Categorical coloring#
A series s = adata.obs[color] is treated as categorical when _is_categorical_series(s) is true. In that case:
categories are converted to strings,
a palette mapping is created via _categorical_palette(names, palette=palette),
points are plotted category-by-category to enable a legend.
Legend placement:
bbox_to_anchor=(1.02, 1), loc=”upper left”, frameon=False
Continuous coloring (numeric obs or gene expression)#
If coloring is continuous (gene expression or numeric obs):
points are plotted with c=vals and cmap=cmap
a colorbar is added:
pad=0.01, fraction=0.05
for genes, the colorbar label is set to the gene name.
Highlight mode#
highlight is intended primarily for categorical obs annotations.
For categorical color:
If highlight is provided:
plot all points in grey_color.
plot only the highlighted categories in color (using the palette).

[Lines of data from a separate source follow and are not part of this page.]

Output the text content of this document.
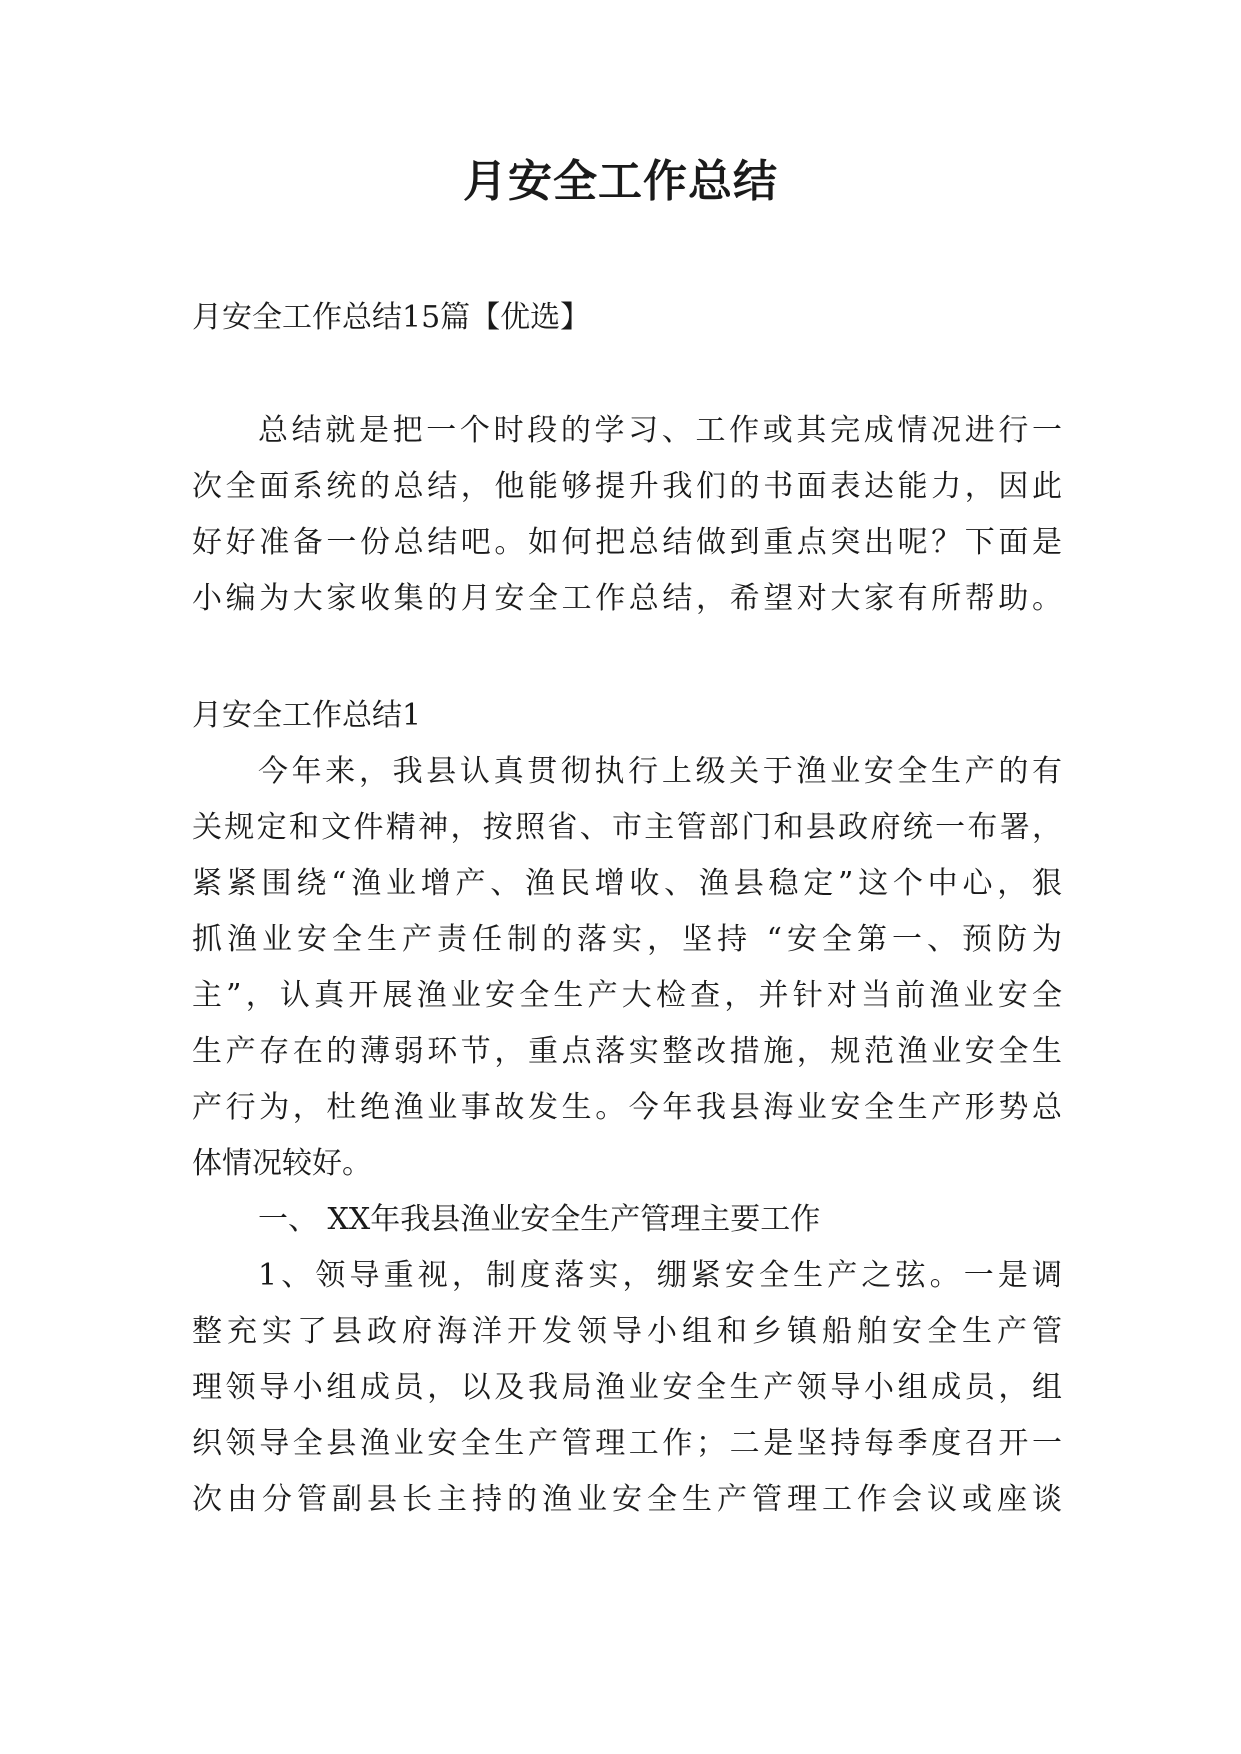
月安全工作总结
月安全工作总结15篇【优选】
总结就是把一个时段的学习、工作或其完成情况进行一
次全面系统的总结，他能够提升我们的书面表达能力，因此
好好准备一份总结吧。如何把总结做到重点突出呢？下面是
小编为大家收集的月安全工作总结，希望对大家有所帮助。
月安全工作总结1
今年来，我县认真贯彻执行上级关于渔业安全生产的有
关规定和文件精神，按照省、市主管部门和县政府统一布署，
紧紧围绕“渔业增产、渔民增收、渔县稳定”这个中心，狠
抓渔业安全生产责任制的落实，坚持 “安全第一、预防为
主”，认真开展渔业安全生产大检查，并针对当前渔业安全
生产存在的薄弱环节，重点落实整改措施，规范渔业安全生
产行为，杜绝渔业事故发生。今年我县海业安全生产形势总
体情况较好。
一、 XX年我县渔业安全生产管理主要工作
1、领导重视，制度落实，绷紧安全生产之弦。一是调
整充实了县政府海洋开发领导小组和乡镇船舶安全生产管
理领导小组成员，以及我局渔业安全生产领导小组成员，组
织领导全县渔业安全生产管理工作；二是坚持每季度召开一
次由分管副县长主持的渔业安全生产管理工作会议或座谈
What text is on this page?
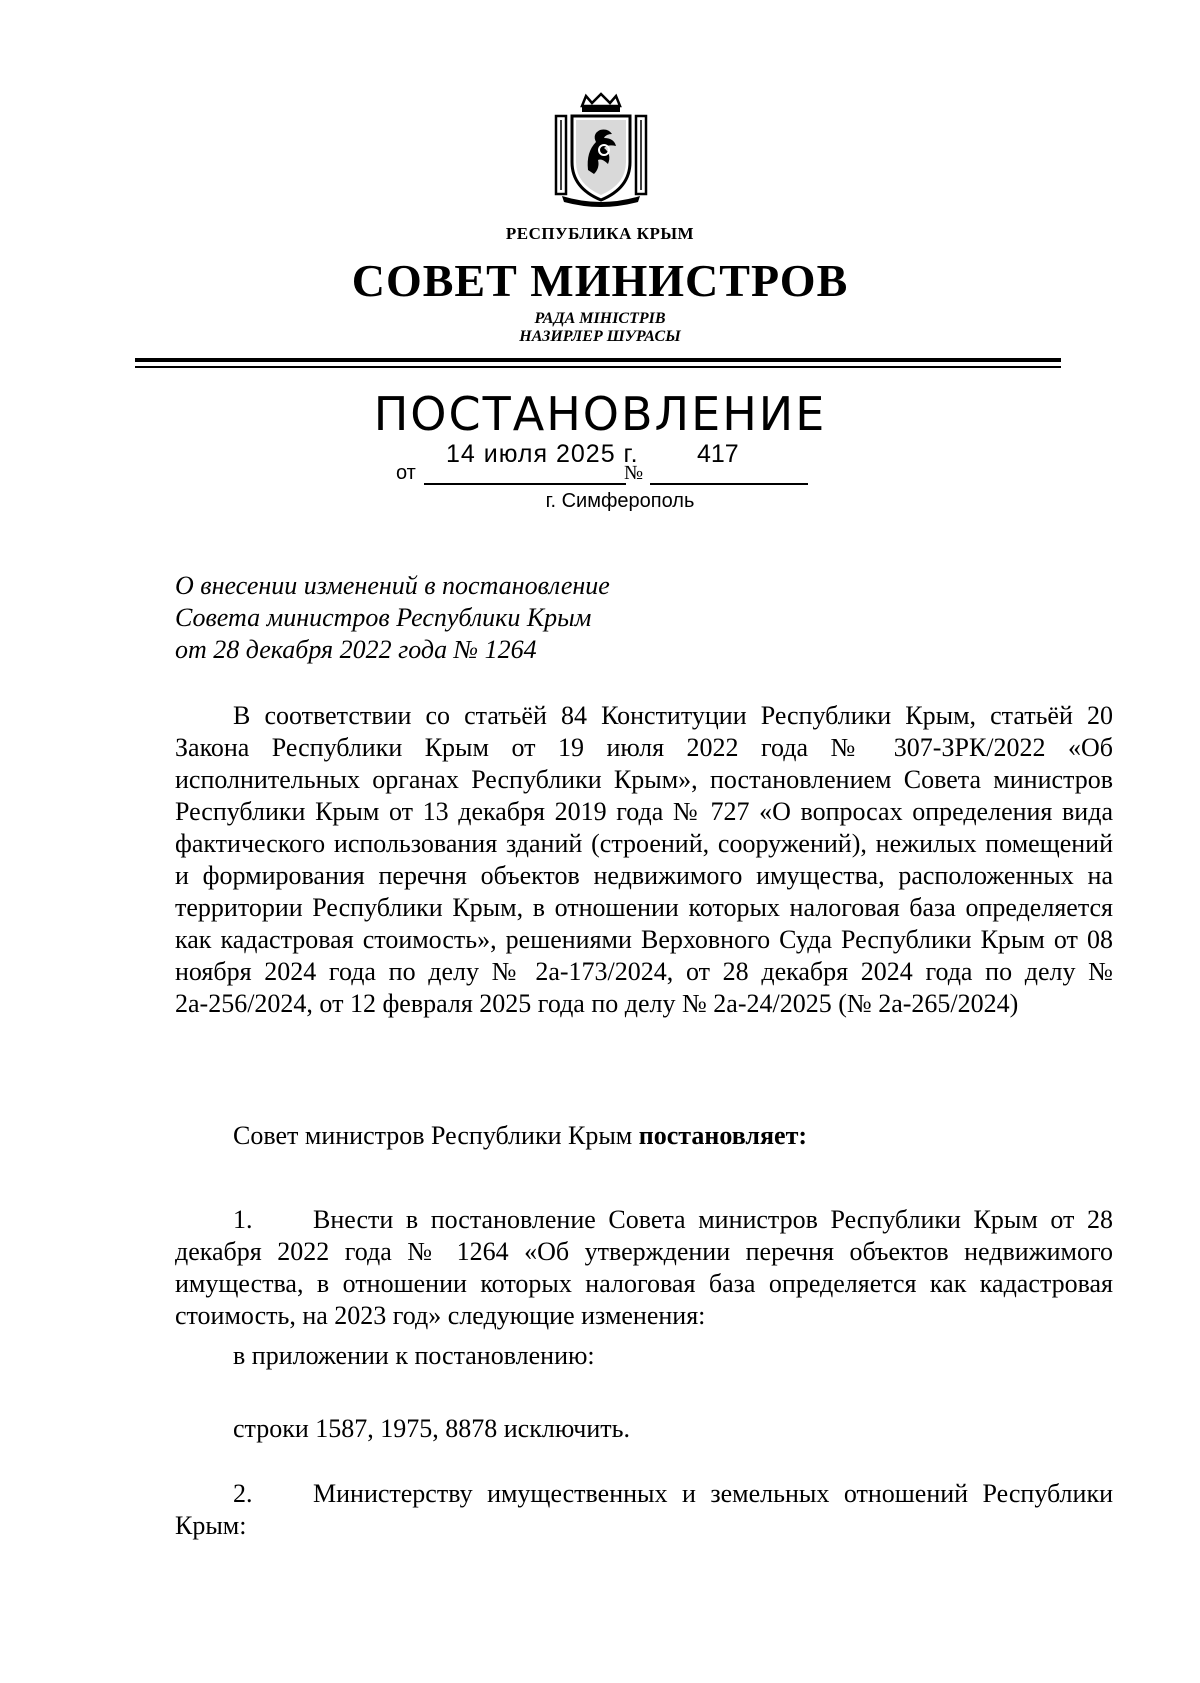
РЕСПУБЛИКА КРЫМ
СОВЕТ МИНИСТРОВ
РАДА МІНІСТРІВ
НАЗИРЛЕР ШУРАСЫ
ПОСТАНОВЛЕНИЕ
14 июля 2025 г. 417
от	№
г. Симферополь
О внесении изменений в постановление
Совета министров Республики Крым
от 28 декабря 2022 года № 1264
В соответствии со статьёй 84 Конституции Республики Крым, статьёй 20 Закона Республики Крым от 19 июля 2022 года № 307-ЗРК/2022 «Об исполнительных органах Республики Крым», постановлением Совета министров Республики Крым от 13 декабря 2019 года № 727 «О вопросах определения вида фактического использования зданий (строений, сооружений), нежилых помещений и формирования перечня объектов недвижимого имущества, расположенных на территории Республики Крым, в отношении которых налоговая база определяется как кадастровая стоимость», решениями Верховного Суда Республики Крым от 08 ноября 2024 года по делу № 2а-173/2024, от 28 декабря 2024 года по делу № 2а-256/2024, от 12 февраля 2025 года по делу № 2а-24/2025 (№ 2а-265/2024)
Совет министров Республики Крым постановляет:
1. Внести в постановление Совета министров Республики Крым от 28 декабря 2022 года № 1264 «Об утверждении перечня объектов недвижимого имущества, в отношении которых налоговая база определяется как кадастровая стоимость, на 2023 год» следующие изменения:
в приложении к постановлению:
строки 1587, 1975, 8878 исключить.
2. Министерству имущественных и земельных отношений Республики Крым:
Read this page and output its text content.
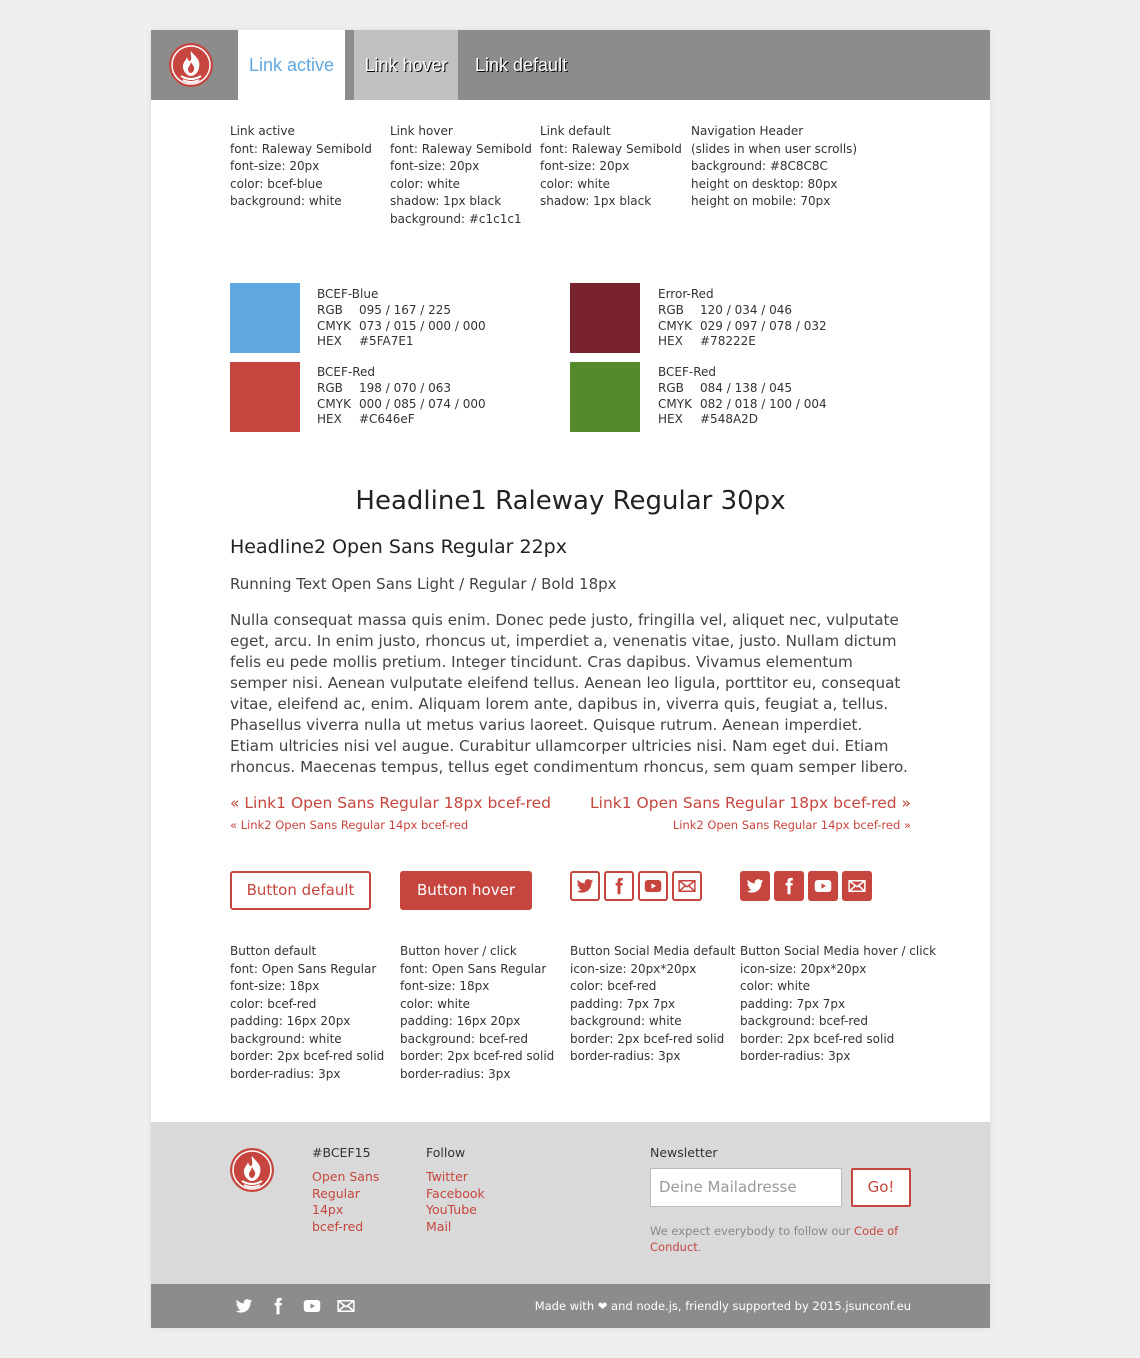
Link active	Link hover	Link default
Link active
font: Raleway Semibold
font-size: 20px
color: bcef-blue
background: white
Link hover
font: Raleway Semibold
font-size: 20px
color: white
shadow: 1px black
background: #c1c1c1
Link default
font: Raleway Semibold
font-size: 20px
color: white
shadow: 1px black
Navigation Header
(slides in when user scrolls)
background: #8C8C8C
height on desktop: 80px
height on mobile: 70px
BCEF-Blue
RGB 095 / 167 / 225
CMYK 073 / 015 / 000 / 000
HEX #5FA7E1
Error-Red
RGB 120 / 034 / 046
CMYK 029 / 097 / 078 / 032
HEX #78222E
BCEF-Red
RGB 198 / 070 / 063
CMYK 000 / 085 / 074 / 000
HEX #C646eF
BCEF-Red
RGB 084 / 138 / 045
CMYK 082 / 018 / 100 / 004
HEX #548A2D
Headline1 Raleway Regular 30px
Headline2 Open Sans Regular 22px
Running Text Open Sans Light / Regular / Bold 18px

Nulla consequat massa quis enim. Donec pede justo, fringilla vel, aliquet nec, vulputate eget, arcu. In enim justo, rhoncus ut, imperdiet a, venenatis vitae, justo. Nullam dictum felis eu pede mollis pretium. Integer tincidunt. Cras dapibus. Vivamus elementum semper nisi. Aenean vulputate eleifend tellus. Aenean leo ligula, porttitor eu, consequat vitae, eleifend ac, enim. Aliquam lorem ante, dapibus in, viverra quis, feugiat a, tellus. Phasellus viverra nulla ut metus varius laoreet. Quisque rutrum. Aenean imperdiet. Etiam ultricies nisi vel augue. Curabitur ullamcorper ultricies nisi. Nam eget dui. Etiam rhoncus. Maecenas tempus, tellus eget condimentum rhoncus, sem quam semper libero.

« Link1 Open Sans Regular 18px bcef-red
« Link2 Open Sans Regular 14px bcef-red
Link1 Open Sans Regular 18px bcef-red »
Link2 Open Sans Regular 14px bcef-red »
Button default	Button hover
Button default
font: Open Sans Regular
font-size: 18px
color: bcef-red
padding: 16px 20px
background: white
border: 2px bcef-red solid
border-radius: 3px
Button hover / click
font: Open Sans Regular
font-size: 18px
color: white
padding: 16px 20px
background: bcef-red
border: 2px bcef-red solid
border-radius: 3px
Button Social Media default
icon-size: 20px*20px
color: bcef-red
padding: 7px 7px
background: white
border: 2px bcef-red solid
border-radius: 3px
Button Social Media hover / click
icon-size: 20px*20px
color: white
padding: 7px 7px
background: bcef-red
border: 2px bcef-red solid
border-radius: 3px
#BCEF15
Open Sans
Regular
14px
bcef-red
Follow
Twitter
Facebook
YouTube
Mail
Newsletter
Deine Mailadresse	Go!
We expect everybody to follow our Code of Conduct.
Made with ❤ and node.js, friendly supported by 2015.jsunconf.eu
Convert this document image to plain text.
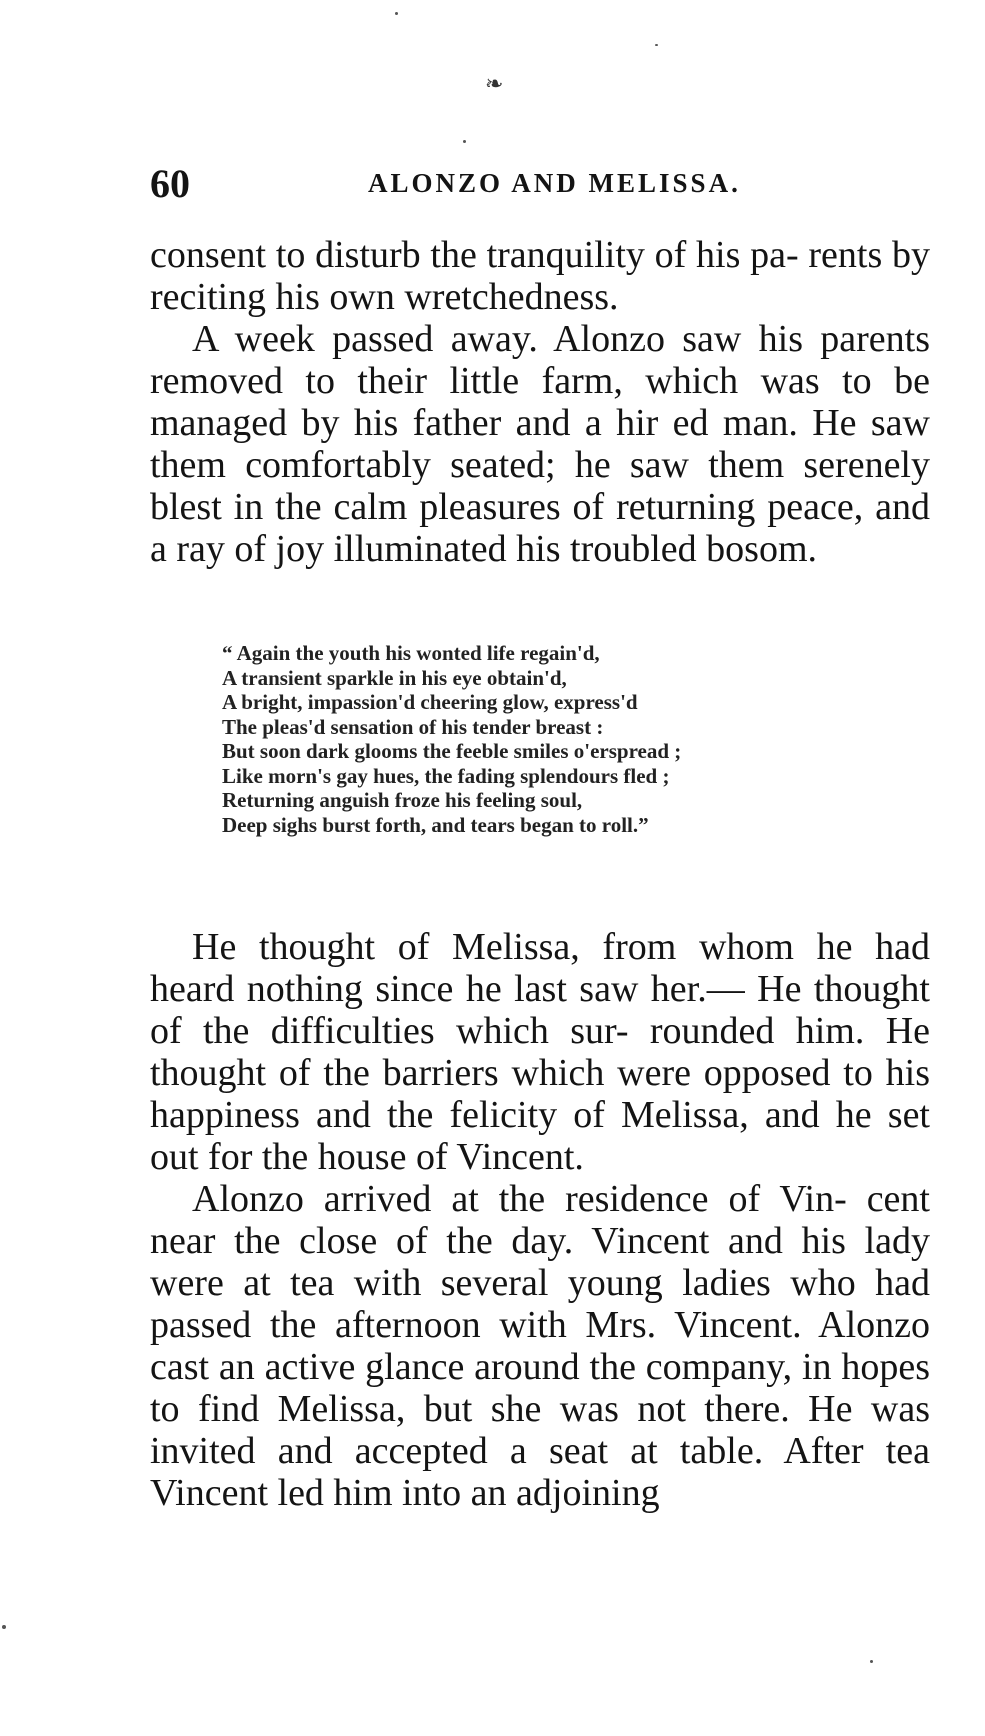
❧
60	ALONZO AND MELISSA.

consent to disturb the tranquility of his pa- rents by reciting his own wretchedness.

A week passed away. Alonzo saw his parents removed to their little farm, which was to be managed by his father and a hir ed man. He saw them comfortably seated; he saw them serenely blest in the calm pleasures of returning peace, and a ray of joy illuminated his troubled bosom.

“ Again the youth his wonted life regain'd,
A transient sparkle in his eye obtain'd,
A bright, impassion'd cheering glow, express'd
The pleas'd sensation of his tender breast :
But soon dark glooms the feeble smiles o'erspread ;
Like morn's gay hues, the fading splendours fled ;
Returning anguish froze his feeling soul,
Deep sighs burst forth, and tears began to roll.”

He thought of Melissa, from whom he had heard nothing since he last saw her.— He thought of the difficulties which sur- rounded him. He thought of the barriers which were opposed to his happiness and the felicity of Melissa, and he set out for the house of Vincent.

Alonzo arrived at the residence of Vin- cent near the close of the day. Vincent and his lady were at tea with several young ladies who had passed the afternoon with Mrs. Vincent. Alonzo cast an active glance around the company, in hopes to find Melissa, but she was not there. He was invited and accepted a seat at table. After tea Vincent led him into an adjoining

add a legend titled “{color} (highlight)”.
This is useful to emphasize a subset (e.g. specific subtypes) while keeping context.
For numeric color (simple default):
If highlight is provided and color is numeric:
plot all points in grey
re-plot only points where vals are finite and vals != 0
color those by value and add a colorbar
This behavior is a pragmatic “show signal on top of grey background” mode.
Multi-panel plotting#
When bk.pl.umap(color=[…]):
creates n subplots in a single row,
each element of the list is passed to _plot_embedding_one,
titles are set per panel unless a single-panel custom title is provided.
Example:
bk.pl.umap(
adata,
color=["Subtype", "DLL3", "total_counts"],
layer="log1p_cpm",
highlight=["Basal", "NE-high"], # applies to categorical panels; numeric panels use nonzero mask behavior
)
Notes & tips#
To plot gene expression, color must exactly match entries in adata.var_names.
If you want consistent continuous scaling across panels, you’d need to extend the API to pass vmin/vmax (current implementation relies on matplotlib defaults).
For very large cohorts, consider reducing point_size and/or alpha for readability.